Philip Gröning’s Into Great Silence (2005) is a wonderfully poetic portrayal of life in voluntary retreat and solitude, far off any civilisation. In the region of Dauphiné to be exact, in the mountains of Chartreuse, France. To be fair, the film could have been slower. I mean, the takes could have been longer to make it look even slower. Yes, the takes are on average much longer than in other films. But what I find most interesting in this context is the importance of subject matter in the demonstration of slowness, rather than the long take (or the aesthetic in general).
Monks are not exactly in a hurry, so their presence in the film and their day-to-day life alone have an impact on the perception of how fast (or slow) the film runs. This also points to a natural way of filmmaking. You cannot cut slow activities every two seconds. Nor can you leave a car race going on for ten minutes in one long take. Just as Lav Diaz said in many many interviews: long takes come natural.
The film (narrative?) is interrupted from time to time by what we know from the silent era as intertitles. I’m not overly familiar with the Bible, but some of the titles definitely contain passages from it. Gröning never gives a source for the passages. Maybe he appeals to the familiarity of the viewer with the Bible? In any way, they set a nice simple tone to the entire film, though, so, in fact, it doesn’t matter much where exactly the passages come from.

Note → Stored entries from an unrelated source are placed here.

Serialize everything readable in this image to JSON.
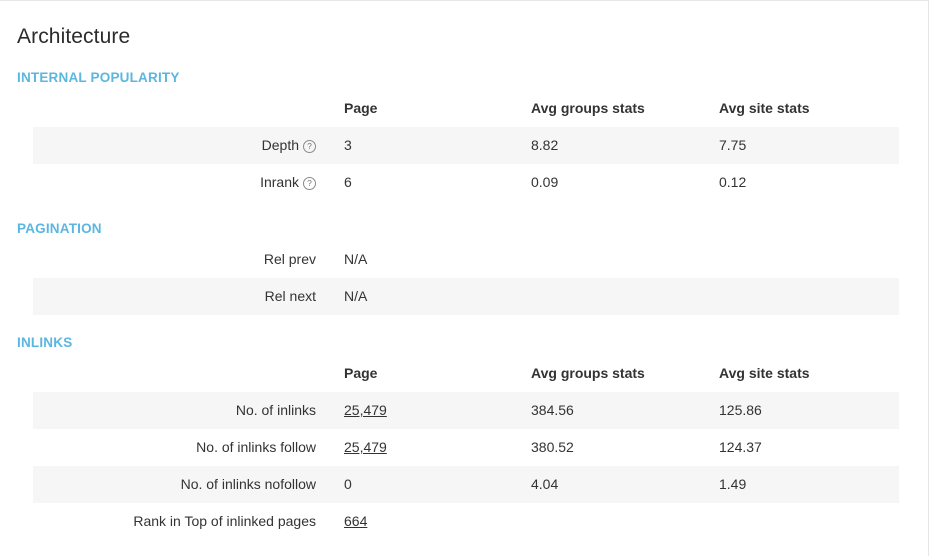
{
  "title": "Architecture",
  "sections": {
    "internal_popularity": {
      "title": "INTERNAL POPULARITY",
      "headers": {
        "page": "Page",
        "group": "Avg groups stats",
        "site": "Avg site stats"
      },
      "rows": [
        {
          "label": "Depth",
          "page": "3",
          "group": "8.82",
          "site": "7.75"
        },
        {
          "label": "Inrank",
          "page": "6",
          "group": "0.09",
          "site": "0.12"
        }
      ]
    },
    "pagination": {
      "title": "PAGINATION",
      "rows": [
        {
          "label": "Rel prev",
          "page": "N/A"
        },
        {
          "label": "Rel next",
          "page": "N/A"
        }
      ]
    },
    "inlinks": {
      "title": "INLINKS",
      "headers": {
        "page": "Page",
        "group": "Avg groups stats",
        "site": "Avg site stats"
      },
      "rows": [
        {
          "label": "No. of inlinks",
          "page": "25,479",
          "group": "384.56",
          "site": "125.86"
        },
        {
          "label": "No. of inlinks follow",
          "page": "25,479",
          "group": "380.52",
          "site": "124.37"
        },
        {
          "label": "No. of inlinks nofollow",
          "page": "0",
          "group": "4.04",
          "site": "1.49"
        },
        {
          "label": "Rank in Top of inlinked pages",
          "page": "664"
        }
      ]
    }
  },
  "icons": {
    "help": "help-circle-icon",
    "help_glyph": "?"
  },
  "colors": {
    "section_title": "#5bb6e0",
    "stripe": "#f6f6f6"
  }
}
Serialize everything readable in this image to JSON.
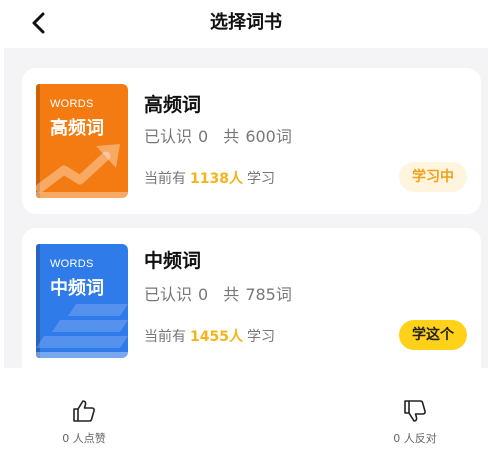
{
  "nav": {
    "title": "选择词书",
    "back_icon": "chevron-left-icon"
  },
  "books": [
    {
      "name": "高频词",
      "cover_en": "WORDS",
      "cover_zh": "高频词",
      "cover_color": "#f47b12",
      "known_prefix": "已认识",
      "known_count": "0",
      "total_prefix": "共",
      "total_count": "600",
      "total_unit": "词",
      "learners_prefix": "当前有",
      "learners_count": "1138人",
      "learners_suffix": "学习",
      "action_label": "学习中"
    },
    {
      "name": "中频词",
      "cover_en": "WORDS",
      "cover_zh": "中频词",
      "cover_color": "#2f7bea",
      "known_prefix": "已认识",
      "known_count": "0",
      "total_prefix": "共",
      "total_count": "785",
      "total_unit": "词",
      "learners_prefix": "当前有",
      "learners_count": "1455人",
      "learners_suffix": "学习",
      "action_label": "学这个"
    }
  ],
  "feedback": {
    "like_label": "0 人点赞",
    "dislike_label": "0 人反对",
    "like_icon": "thumbs-up-icon",
    "dislike_icon": "thumbs-down-icon"
  },
  "colors": {
    "accent_yellow": "#ffd219",
    "count_yellow": "#f3b51a",
    "studying_bg": "#fff5df"
  }
}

Into Great Silence is a documentary. I should perhaps mention this, as it therefore differs from the other films I have so far reviewed this month. At the same time, it is a nice contrast to them. Gröning doesn’t seem to have a set aesthetic in mind. His shots keep changing from still to moving, from beautiful photographic double frames to pretty much medium close-ups of the monks’ faces. The latter fact is what distinguishes Silence from the “usual” slow film. While in some cases the monks are set against their environment, they are just as often portrayed in detail. Facial expressions are a means to convey meaning, and Gröning makes use of this from time to time.
The strange feeling I had about the film is the aspects of confinement and freedom. The film is set entirely in and around the monastery. We never really leave the grounds. The monks are almost always filmed with walls in the background. The framing – if we thought about it logically – could create a sense of restriction. But the strange thing is, it doesn’t feel restricted at all. Perhaps, it is the aura of the monks that made the film feel so smooth and free.
Silence kind of makes me want to go on a retreat. But not in winter. I’m not too keen on freezing while trying to calm down my mind. I don’t think it would work.